Jean Lassalle, tête de liste Modem en Aquitaine, en conférence à Bordeaux-Lac.© Jérôme PerrotEn 2005, le « roi du chant et du chantage », comme l'appellent ses détracteurs, entame 39 jours d'une grève de la faim obstinée à l'Assemblée. Il empêche la « délocalisation » - dans une ville distante de 65 kilomètres - de l'usine Toyal, située dans sa circonscription. « Ce sont mes adversaires qui cherchent à m'enfermer dans une image », assure-t-il avec son accent à couper au couteau.
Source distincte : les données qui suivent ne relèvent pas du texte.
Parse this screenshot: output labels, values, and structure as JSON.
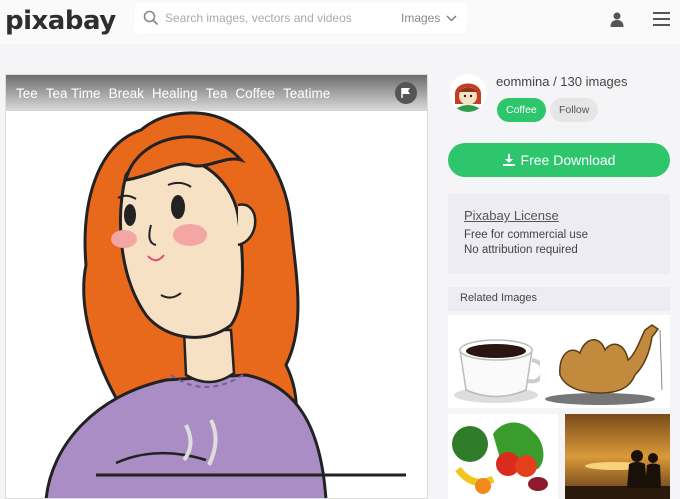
{
  "header": {
    "logo": "pixabay",
    "search_placeholder": "Search images, vectors and videos",
    "type_select": "Images"
  },
  "tags": [
    "Tee",
    "Tea Time",
    "Break",
    "Healing",
    "Tea",
    "Coffee",
    "Teatime"
  ],
  "author": {
    "line": "eommina / 130 images",
    "coffee_label": "Coffee",
    "follow_label": "Follow"
  },
  "download_label": "Free Download",
  "license": {
    "title": "Pixabay License",
    "line1": "Free for commercial use",
    "line2": "No attribution required"
  },
  "related_title": "Related Images",
  "colors": {
    "accent": "#2ec66d",
    "hair": "#e8691c",
    "sweater": "#a98dc4"
  },
  "icons": [
    "search-icon",
    "chevron-down-icon",
    "user-icon",
    "menu-icon",
    "flag-icon",
    "download-icon"
  ]
}
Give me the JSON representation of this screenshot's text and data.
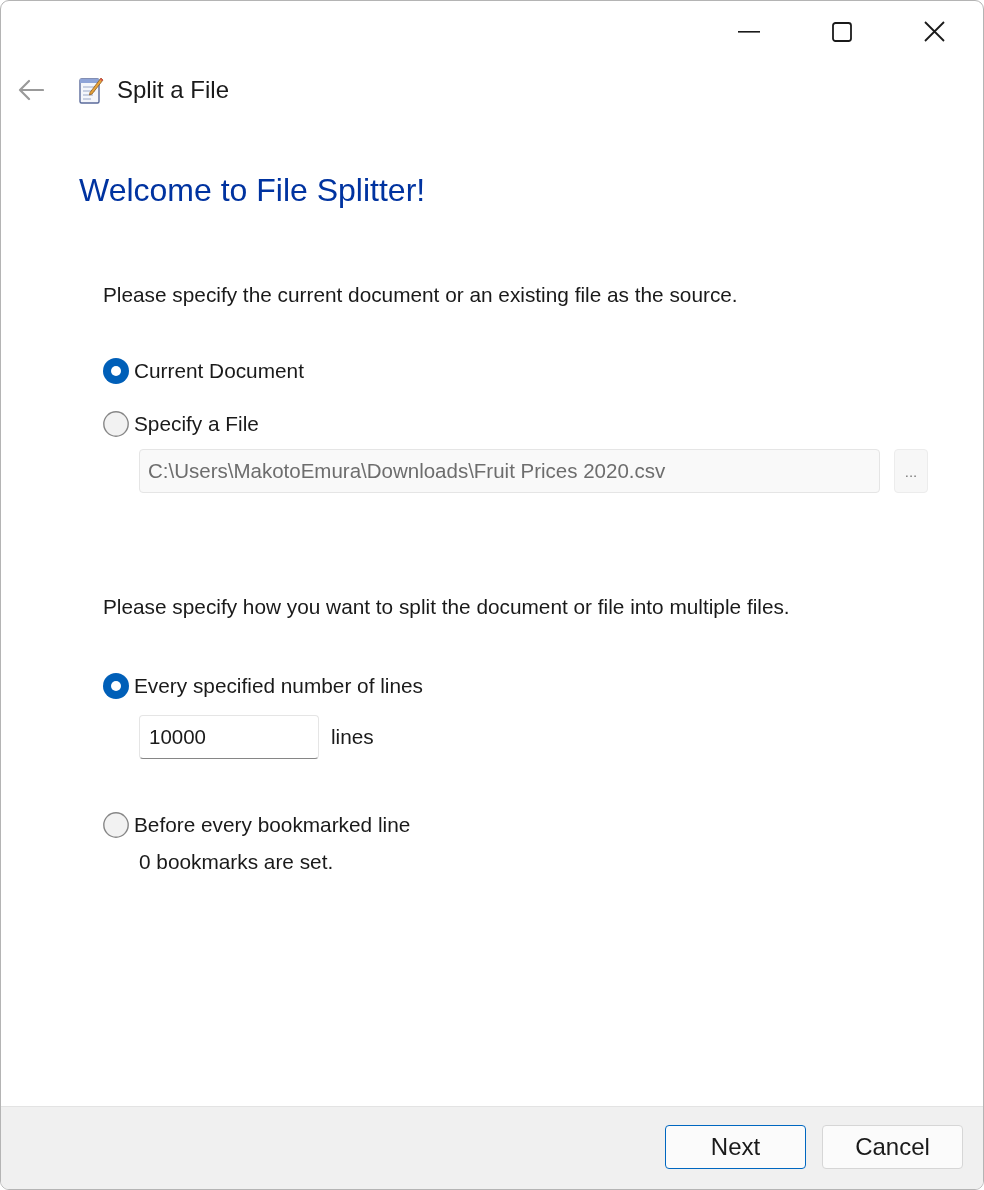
{
  "window": {
    "title": "Split a File"
  },
  "back_button": {
    "disabled": true
  },
  "heading": "Welcome to File Splitter!",
  "source": {
    "prompt": "Please specify the current document or an existing file as the source.",
    "options": [
      {
        "label": "Current Document",
        "selected": true
      },
      {
        "label": "Specify a File",
        "selected": false
      }
    ],
    "file_path": {
      "value": "C:\\Users\\MakotoEmura\\Downloads\\Fruit Prices 2020.csv",
      "disabled": true
    },
    "browse_button": {
      "label": "...",
      "disabled": true
    }
  },
  "split": {
    "prompt": "Please specify how you want to split the document or file into multiple files.",
    "options": [
      {
        "kind": "lines",
        "label": "Every specified number of lines",
        "selected": true,
        "value": "10000",
        "unit": "lines"
      },
      {
        "kind": "bookmarks",
        "label": "Before every bookmarked line",
        "selected": false,
        "note": "0 bookmarks are set."
      }
    ]
  },
  "buttons": [
    {
      "label": "Next",
      "default": true
    },
    {
      "label": "Cancel",
      "default": false
    }
  ]
}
Quand on le classe au centre-droite, Jean Lassalle aime à rappeler sa présence, en 2006, « à l'investiture d'Evo Morales, le président bolivien, en compagnie d'Hugo Chávez et de Raúl Castro ». Le président de Bolivie a d'ailleurs surnommé son copain béarnais « le centriste de l'extrême ».
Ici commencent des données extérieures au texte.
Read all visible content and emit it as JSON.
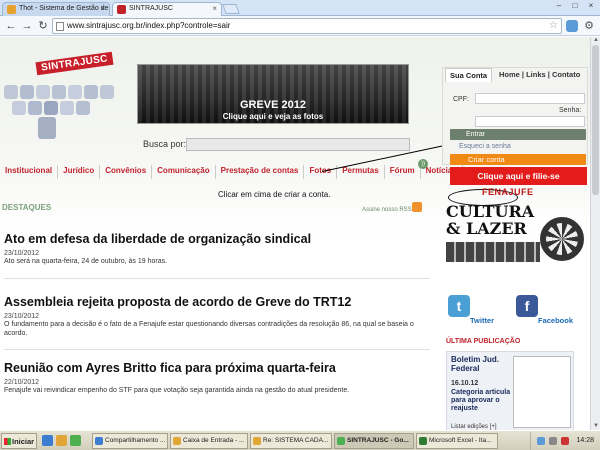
{
  "browser": {
    "tabs": [
      {
        "title": "Thot - Sistema de Gestão de",
        "active": false
      },
      {
        "title": "SINTRAJUSC",
        "active": true
      }
    ],
    "url": "www.sintrajusc.org.br/index.php?controle=sair"
  },
  "site": {
    "logo_text": "SINTRAJUSC",
    "banner_line1": "GREVE 2012",
    "banner_line2": "Clique aqui e veja as fotos",
    "search_label": "Busca por:",
    "nav": [
      "Institucional",
      "Jurídico",
      "Convênios",
      "Comunicação",
      "Prestação de contas",
      "Fotos",
      "Permutas",
      "Fórum",
      "Notícias"
    ],
    "annotation": "Clicar em cima de criar a conta.",
    "destaques": "DESTAQUES",
    "rss_label": "Assine nosso RSS",
    "articles": [
      {
        "title": "Ato em defesa da liberdade de organização sindical",
        "date": "23/10/2012",
        "desc": "Ato será na quarta-feira, 24 de outubro, às 19 horas."
      },
      {
        "title": "Assembleia rejeita proposta de acordo de Greve do TRT12",
        "date": "23/10/2012",
        "desc": "O fundamento para a decisão é o fato de a Fenajufe estar questionando diversas contradições da resolução 86, na qual se baseia o acordo."
      },
      {
        "title": "Reunião com Ayres Britto fica para próxima quarta-feira",
        "date": "22/10/2012",
        "desc": "Fenajufe vai reivindicar empenho do STF para que votação seja garantida ainda na gestão do atual presidente."
      }
    ],
    "login": {
      "tab_active": "Sua Conta",
      "tab_links": "Home | Links | Contato",
      "cpf_label": "CPF:",
      "senha_label": "Senha:",
      "entrar": "Entrar",
      "esqueci": "Esqueci a senha",
      "criar": "Criar conta"
    },
    "filie": "Clique aqui e filie-se",
    "fenajufe": "FENAJUFE",
    "cultura": "CULTURA",
    "lazer": "& LAZER",
    "twitter": "Twitter",
    "facebook": "Facebook",
    "ultima": "ÚLTIMA PUBLICAÇÃO",
    "boletim_title": "Boletim Jud. Federal",
    "boletim_date": "16.10.12",
    "boletim_subject": "Categoria articula para aprovar o reajuste",
    "boletim_list": "Listar edições [+]"
  },
  "taskbar": {
    "start": "Iniciar",
    "tasks": [
      {
        "label": "Compartilhamento ...",
        "active": false
      },
      {
        "label": "Caixa de Entrada - ...",
        "active": false
      },
      {
        "label": "Re: SISTEMA CADA...",
        "active": false
      },
      {
        "label": "SINTRAJUSC - Go...",
        "active": true
      },
      {
        "label": "Microsoft Excel - Ita...",
        "active": false
      }
    ],
    "clock": "14:28"
  },
  "colors": {
    "brand_red": "#c0222a",
    "orange": "#f18a14",
    "filie_red": "#e31b1b"
  }
}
Le vrai bonheur de Jean Lassalle ? « Occuper le terrain », répéte-il en présentant son programme à la presse locale. Pendant cette campagne, il arpente l'Aquitaine, enchaîne les déplacements. Le candidat Modem aurait « fait plus de kilomètres en une semaine que Bayrou (candidat de l'UDF pour la liste Gironde, NDLR) pendant toute la campagne en 2004 », s'amuse un membre de son équipe. Son chauffeur d'ajouter : « Et le soir, il a beau être fatigué, manquer de sommeil, il ne se coucherait jamais ! Il est très, très bavard ». Pour Claudia Courtois, journaliste politique au Monde, « il fait partie des hommes politiques qui montrent le plus un besoin d'être aimé ». Quitte à tenter d'autres « coups » médiatiques : prendre Marouane Chamakh, un footballeur prête-nom sur sa liste, proposer la candidature de Bordeaux pour l'exposition universelle en 2020 ou celle du massif pyrénéen pour les Jeux d'Hiver 2022.